Detection and avoidance
Until effective “shot peening” was introduced for particular areas, the only effective method was to machine out the corrosion, which was by no means always successful and often resulted in the scrapping of the part. The Metal Improvement Company developed controlled search peening where the induced compressive stresses stretch and yield the outer material surface and induce visible blistering and flaking at the surface indicating the existence of exfoliation corrosion that is selectively attacking the aluminium substrate via the grain boundaries. It is notable that stress corrosion cracking cannot occur in an area of compressive stress. As an example, a component after controlled search peening may show signs of edge exfoliation corrosion. An aluminium oxide blast of the surface is made to clear debris and remove surface oxides for further inspection and dressing and another pass with the controlled search peening equipment may be required. The inspection and process will continue until no further blistering occurs. More recent developments in this area include laser peening which employs short bursts of intense light that create a high pressure plasma on the surface of the material and the residual compressive stress being deeper, provides greater resistance to fatigue and corrosion.
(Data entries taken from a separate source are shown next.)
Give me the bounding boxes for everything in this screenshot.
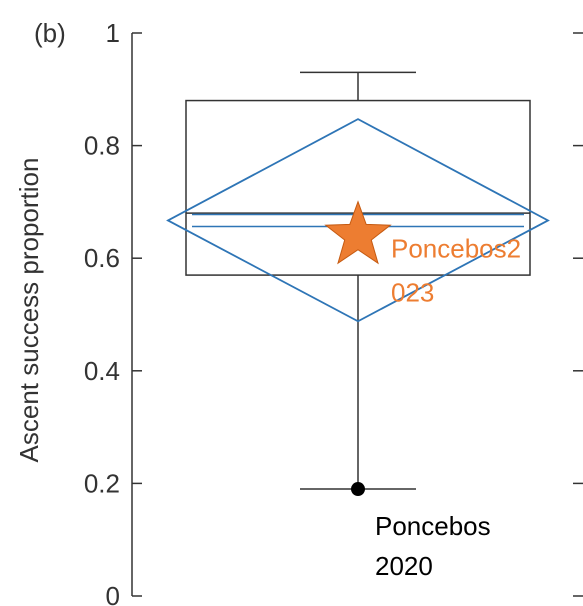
star-label: 023 [391, 278, 434, 308]
point-marker [351, 482, 365, 497]
point-label: 2020 [375, 551, 433, 581]
y-tick-label: 0.2 [84, 468, 120, 498]
mean-diamond [166, 118, 550, 323]
box-iqr [185, 99, 531, 276]
plot-area: Poncebos 2020 Poncebos2 023 [166, 71, 550, 581]
panel-label: (b) [34, 18, 66, 48]
point-label: Poncebos [375, 511, 491, 541]
y-axis-label: Ascent success proportion [14, 158, 44, 463]
y-tick-label: 0.8 [84, 131, 120, 161]
y-tick-label: 0.6 [84, 243, 120, 273]
star-marker [324, 200, 392, 265]
y-tick-label: 1 [106, 18, 120, 48]
axes: 0 0.2 0.4 0.6 0.8 1 [84, 18, 583, 606]
y-tick-label: 0.4 [84, 356, 120, 386]
y-tick-label: 0 [106, 581, 120, 606]
star-label: Poncebos2 [391, 234, 521, 264]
Nondestructive inspection (NDI) techniques for the detection of corrosion and cracks have progressed considerably in recent years and include sophisticated X-ray systems such as those of the German Seifert company which can deal with specific requirements for the inspection of aircraft sections made of fibre-reinforced composite materials, aluminium and titanium. One example has an overhead X-ray tube suspension system with isocentric swivel device for fluoroscopy, programmed and manual operation of the four motion axes. It is equipped with ISOVOLT X-ray tube 160 kV and low inherent filtration input window image intensifier.
Another example of equipment available is that supplied by the UK Panametrics NDT company of which the Model 500PR is typical. This is a pulse-receiver which is used in conjunction with transducers and an oscilloscope, and is the most basic unit in any ultrasonic system for NDT testing or materials research. It can be used for flaw detection and thickness gauging in a wide variety of metals, plastics, ceramics and composites.
The US Zetec organization provides a range of multi-frequency eddy current instruments to perform a variety of tasks on aircraft structures, engine components and wheels. It can detect surface and subsurface fatigue cracking, corrosion and heat damage or determine material type. One application detects corrosion in a multi-layer structure with varying air gaps caused by lack of adhesive. Typically, the signal from the gap variance moves in the same direction as the corrosion (material thinning) signal. The dual-frequency mixing incorporated allows the inspector to almost completely reduce the unwanted gap signal, while enhancing the corrosion signal. The few examples mentioned illustrate the advanced techniques now available for dealing with corrosion-related events.